Tout ce qui nous divise nous affaiblit : les syndicats et la lutte antiraciste

Vous ne trouvez pas ça ridicule que nous tolérons des bandits à cravates qui nous volent à tour de bras, mais on s’insurge pour un morceau de tissu ou les habitudes alimentaires des gens ?

Vous vous rappelez la ridicule saga d’Hérouxville ? Des «accommodements raisonnables» ? De la super «charte des valeurs» ? Les médias jouent beaucoup avec les questions identitaires, en montant en épingle les demandes les plus ridicules de quelques personnes pour nous faire détester tout un groupe.

Le problème ce sont les banquiers, pas les immigrés !

Tout cela entraîne un climat malsain, qui frise la paranoïa pure et simple. À qui cela profite-t-il ? À ceux et celles qui gagnent des millions en paradis fiscaux, qui pillent nos ressources naturelles, détruisent notre environnement et tirent profits de la privatisation des services publics.

Eux, comme toujours, sont prêts à tout pour ne pas trop attirer l’attention sur leurs rackets. La stratégie est simple et existe depuis toujours : diviser pour mieux régner. Il suffit d’inventer un bouc émissaire et de taper dessus constamment.

Il y a pas si longtemps, le «danger», c’était les juifs, les espagnols, les italiens, les irlandais, les noirs et, à d’autres moments, ce fut les communistes, les jeunes, les gay, les femmes…et j’en passe ! Aujourd’hui, ce sont les musulmans, ou tout ce qui s’en rapproche.

Sérieusement, est-ce que l’islam radical est vraiment la plus grande menace en ce moment ? Si oui, alors pourquoi le Canada construit des armes pour l’Arabie Saoudite, un pays où les femmes n’ont même pas le droit de conduire ? Pourquoi nous n’aidons pas davantage les kurdes qui combattent presque seuls l’État islamique depuis des années ? Les seuls québécois partis réellement combattre l’EI, c’est précisément les «gauchistes-zinclusifs» que détestent tant les chroniqueurs des radios poubelles.

Soyons sérieux, les changements climatiques ont le temps de détruire la planète 1000 fois avant que l’Abitibi ou le Saguenay soient envahis «d’islamisss». Ce que raconte la Meute, c’est n’importe quoi, ils prétendent vouloir défendre «nos droits et libertés» et la «liberté d’expression» par la répression des idées des autres….

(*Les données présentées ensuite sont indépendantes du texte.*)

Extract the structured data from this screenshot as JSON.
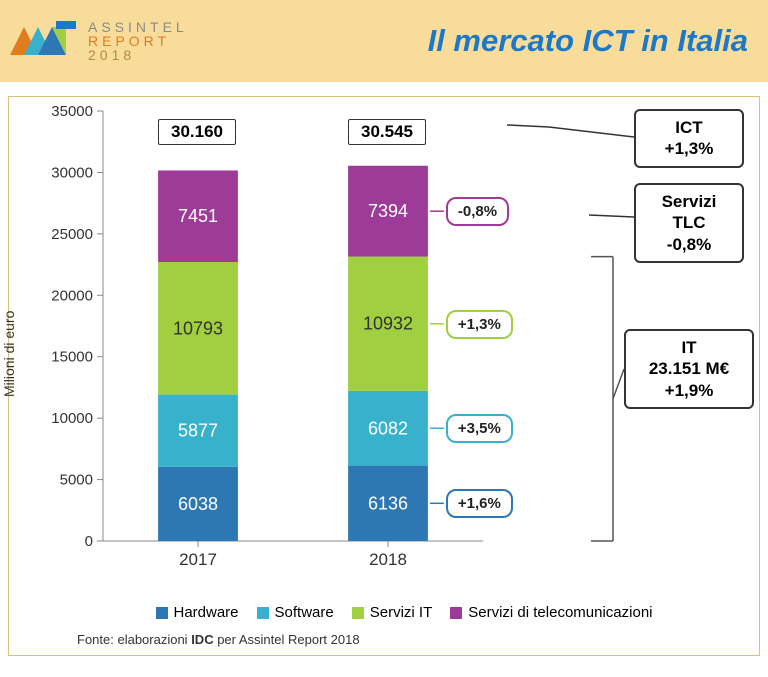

Est-ce que cela veut dire que nous devons tout tolérer ? Évidemment que non. Le mouvement syndical défend depuis toujours l’égalité hommes-femmes, une vision laïque de la société et condamne fermement toute forme d’intolérance. Ce n’est pas en piquant des crises d’hystérie chaque fois que nous voyons le mots «halal» que nous allons défendre la liberté et l’égalité, mais par la construction d’un mouvement syndical fort.

La lutte antiraciste est une lutte syndicale

Les commentaires racistes sont de plus en banalisés dans les médias, cela prend de plus en plus de place sur le plancher et cela ne peut que nuire à notre action syndicale. En tant que syndicalistes, nous devons jouer un rôle de premier plan dans la lutte antiraciste et l’intolérance. Par notre contact quotidien avec nos collègues, nous avons un lien privilégié pour intervenir. Il faut le faire.

Pour améliorer nos conditions de vie et de travail, nous devons combattre tout ce qui nous divise inutilement. Le mouvement syndical a donc un rôle de premier plan à jouer dans la lutte antiraciste.

Malheureusement, outre certaines prises de position en faveur d’une commission d’enquête sur le racisme systémique, le mouvement syndical est peu présent dans la construction du mouvement antiraciste. Il y a bien sûr différentes campagnes de sensibilisation, mais cela s’arrête là.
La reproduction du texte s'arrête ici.